= The Leonardo =

1933 short story by Vladimir Nabokov

"The Leonardo" is a short story written in Russian by Vladimir Nabokov in Berlin in the summer of 1933. It was first published as Korolyyok in Posledniye Novosti in Paris the same year, and in 1956 as part of the collection Vesna v Fialte. After its translation into English by the author and his son Dmitri Nabokov it was incorporated into the collection A Russian Beauty and Other Stories and published in 1971.

== Plot summary ==
The narrator assembles the props for the story, and the actors appear: Gustav and his brother Anton are two beer-drinking German thugs, and the new lodger, Romantovski, who moves in with a heap of books. Romantovski appears different from the brothers; they try to investigate him further, visit him and sell him a pipe. They monitor him closely, try to get him drunk, and start to accost him. Finally Gustav uses his fiance, Anna, to stir him up. Out of fear Romantovski agrees to take her out to a movie. After the movie, Gustav and Anton intercept them, and Gustav goes about to "teach him a lesson" for going out with his girl. Romantovski gets assassinated. The police investigation of his apartment reveals him to be a counterfeiter, - "a leonardo (from the name of the painter)". The narrator is shocked to learn this, thinking that he was a poet, and disappointed he sees the objects he had assembled for the story disappear.

==Comments==
The story was written in 1933 at a time when Hitler had just taken power, and Nabokov's description of the brothers reflects the mentality and methods of Nazi thugs. The figure of Romastoski is peculiar as he initially appears to be a literary man, but as the story evolves he is a criminal according to the police report. The story gives no clue to indicate that the police report was manipulated, however there is no evidence that the police searches for the murderer.

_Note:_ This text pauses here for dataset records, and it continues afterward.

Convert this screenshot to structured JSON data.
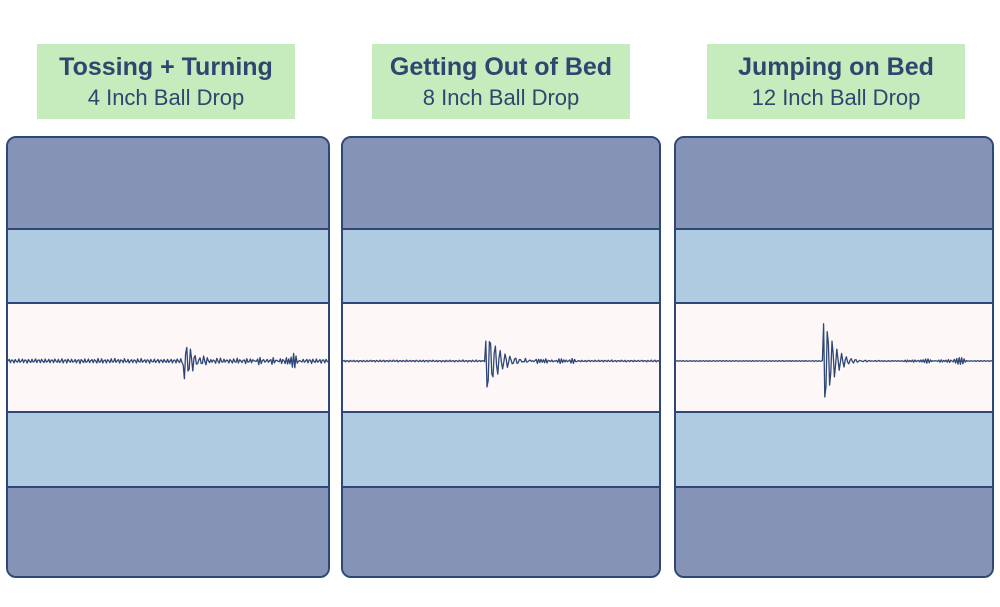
{
  "panels": [
    {
      "title": "Tossing + Turning",
      "subtitle": "4 Inch Ball Drop"
    },
    {
      "title": "Getting Out of Bed",
      "subtitle": "8 Inch Ball Drop"
    },
    {
      "title": "Jumping on Bed",
      "subtitle": "12 Inch Ball Drop"
    }
  ],
  "colors": {
    "label_background": "#c6ebbd",
    "text": "#2e4770",
    "outline": "#2f4776",
    "dark_layer": "#8593b6",
    "light_layer": "#afcbe1",
    "center_layer": "#fdf7f7",
    "wave": "#2f4776"
  }
}
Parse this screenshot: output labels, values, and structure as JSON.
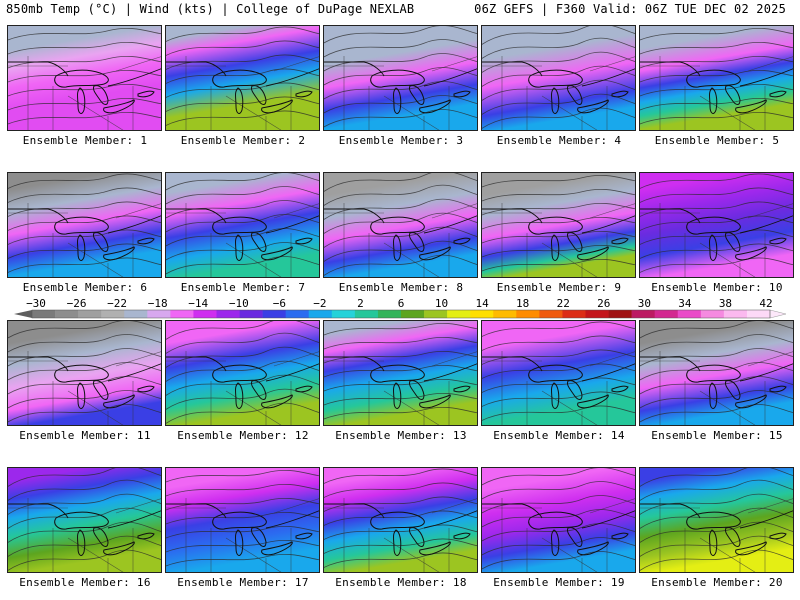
{
  "header": {
    "left": "850mb Temp (°C) | Wind (kts) | College of DuPage NEXLAB",
    "right": "06Z GEFS | F360 Valid: 06Z TUE DEC 02 2025"
  },
  "colorbar": {
    "ticks": [
      "−30",
      "−26",
      "−22",
      "−18",
      "−14",
      "−10",
      "−6",
      "−2",
      "2",
      "6",
      "10",
      "14",
      "18",
      "22",
      "26",
      "30",
      "34",
      "38",
      "42"
    ],
    "colors": [
      "#7a7a7a",
      "#8d8d8d",
      "#9f9f9f",
      "#b0b0b0",
      "#a9b6cf",
      "#d7a8ef",
      "#f066f5",
      "#cf2ef0",
      "#9c28ec",
      "#6a2be0",
      "#3a3fe5",
      "#2b6cf0",
      "#19a8ec",
      "#25d2d9",
      "#25c79a",
      "#33b45a",
      "#5da51f",
      "#9cc521",
      "#e4ee14",
      "#ffdf00",
      "#ffbb00",
      "#ff8c00",
      "#f05a0e",
      "#dc2d16",
      "#c4151b",
      "#a01213",
      "#bc1a62",
      "#d32890",
      "#ea4bc8",
      "#f58ae0",
      "#fbb9ef",
      "#fdd9f7"
    ]
  },
  "panels": [
    {
      "label": "Ensemble Member: 1",
      "palette": [
        "#a9b6cf",
        "#e9a4f1",
        "#f066f5",
        "#e14cf2"
      ],
      "shades": [
        0.22,
        0.38,
        0.55,
        0.75
      ]
    },
    {
      "label": "Ensemble Member: 2",
      "palette": [
        "#a9b6cf",
        "#f066f5",
        "#3a3fe5",
        "#19a8ec",
        "#9cc521"
      ],
      "shades": [
        0.12,
        0.25,
        0.45,
        0.62,
        0.82
      ]
    },
    {
      "label": "Ensemble Member: 3",
      "palette": [
        "#a9b6cf",
        "#f066f5",
        "#3a3fe5",
        "#19a8ec"
      ],
      "shades": [
        0.35,
        0.55,
        0.75,
        0.92
      ]
    },
    {
      "label": "Ensemble Member: 4",
      "palette": [
        "#a9b6cf",
        "#f066f5",
        "#3a3fe5",
        "#19a8ec"
      ],
      "shades": [
        0.3,
        0.55,
        0.8,
        0.95
      ]
    },
    {
      "label": "Ensemble Member: 5",
      "palette": [
        "#a9b6cf",
        "#f066f5",
        "#3a3fe5",
        "#19a8ec",
        "#25c79a",
        "#9cc521"
      ],
      "shades": [
        0.2,
        0.4,
        0.55,
        0.68,
        0.8,
        0.92
      ]
    },
    {
      "label": "Ensemble Member: 6",
      "palette": [
        "#8d8d8d",
        "#a9b6cf",
        "#f066f5",
        "#3a3fe5",
        "#19a8ec"
      ],
      "shades": [
        0.15,
        0.35,
        0.55,
        0.75,
        0.92
      ]
    },
    {
      "label": "Ensemble Member: 7",
      "palette": [
        "#a9b6cf",
        "#f066f5",
        "#3a3fe5",
        "#19a8ec",
        "#25c79a"
      ],
      "shades": [
        0.18,
        0.38,
        0.58,
        0.78,
        0.95
      ]
    },
    {
      "label": "Ensemble Member: 8",
      "palette": [
        "#9f9f9f",
        "#a9b6cf",
        "#f066f5",
        "#3a3fe5",
        "#19a8ec"
      ],
      "shades": [
        0.2,
        0.4,
        0.6,
        0.8,
        0.95
      ]
    },
    {
      "label": "Ensemble Member: 9",
      "palette": [
        "#9f9f9f",
        "#a9b6cf",
        "#f066f5",
        "#3a3fe5",
        "#25c79a",
        "#9cc521"
      ],
      "shades": [
        0.2,
        0.38,
        0.58,
        0.75,
        0.88,
        0.96
      ]
    },
    {
      "label": "Ensemble Member: 10",
      "palette": [
        "#cf2ef0",
        "#9c28ec",
        "#6a2be0",
        "#3a3fe5",
        "#f066f5"
      ],
      "shades": [
        0.15,
        0.35,
        0.55,
        0.75,
        0.95
      ]
    },
    {
      "label": "Ensemble Member: 11",
      "palette": [
        "#8d8d8d",
        "#a9b6cf",
        "#e9a4f1",
        "#f066f5",
        "#3a3fe5"
      ],
      "shades": [
        0.2,
        0.4,
        0.6,
        0.8,
        0.95
      ]
    },
    {
      "label": "Ensemble Member: 12",
      "palette": [
        "#f066f5",
        "#3a3fe5",
        "#19a8ec",
        "#25c79a",
        "#9cc521"
      ],
      "shades": [
        0.2,
        0.42,
        0.6,
        0.78,
        0.95
      ]
    },
    {
      "label": "Ensemble Member: 13",
      "palette": [
        "#a9b6cf",
        "#f066f5",
        "#3a3fe5",
        "#19a8ec",
        "#25c79a",
        "#9cc521"
      ],
      "shades": [
        0.12,
        0.28,
        0.45,
        0.62,
        0.8,
        0.95
      ]
    },
    {
      "label": "Ensemble Member: 14",
      "palette": [
        "#f066f5",
        "#3a3fe5",
        "#19a8ec",
        "#25c79a"
      ],
      "shades": [
        0.25,
        0.5,
        0.72,
        0.92
      ]
    },
    {
      "label": "Ensemble Member: 15",
      "palette": [
        "#8d8d8d",
        "#a9b6cf",
        "#f066f5",
        "#3a3fe5",
        "#19a8ec"
      ],
      "shades": [
        0.2,
        0.4,
        0.6,
        0.8,
        0.95
      ]
    },
    {
      "label": "Ensemble Member: 16",
      "palette": [
        "#9c28ec",
        "#3a3fe5",
        "#19a8ec",
        "#25c79a",
        "#5da51f",
        "#9cc521"
      ],
      "shades": [
        0.12,
        0.28,
        0.45,
        0.62,
        0.8,
        0.95
      ]
    },
    {
      "label": "Ensemble Member: 17",
      "palette": [
        "#f066f5",
        "#cf2ef0",
        "#3a3fe5",
        "#2b6cf0",
        "#19a8ec"
      ],
      "shades": [
        0.18,
        0.36,
        0.55,
        0.75,
        0.95
      ]
    },
    {
      "label": "Ensemble Member: 18",
      "palette": [
        "#f066f5",
        "#cf2ef0",
        "#3a3fe5",
        "#19a8ec",
        "#25c79a",
        "#9cc521"
      ],
      "shades": [
        0.15,
        0.32,
        0.5,
        0.66,
        0.82,
        0.96
      ]
    },
    {
      "label": "Ensemble Member: 19",
      "palette": [
        "#f066f5",
        "#cf2ef0",
        "#9c28ec",
        "#3a3fe5",
        "#19a8ec"
      ],
      "shades": [
        0.2,
        0.42,
        0.62,
        0.8,
        0.96
      ]
    },
    {
      "label": "Ensemble Member: 20",
      "palette": [
        "#3a3fe5",
        "#19a8ec",
        "#25c79a",
        "#5da51f",
        "#9cc521",
        "#e4ee14"
      ],
      "shades": [
        0.12,
        0.28,
        0.45,
        0.62,
        0.8,
        0.95
      ]
    }
  ]
}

The murderer feels cheated by the victim when he had sold him the pipe and was paid in counterfeit money. The narrator is unreliable, he assembles the set, set things into motion, becomes personally disgusted by the brothers ("fecal matter replacing the human brain"), yet, although the narrator/creator displays omniscience, at the end he indicates being surprised about the activities of "the leonardo".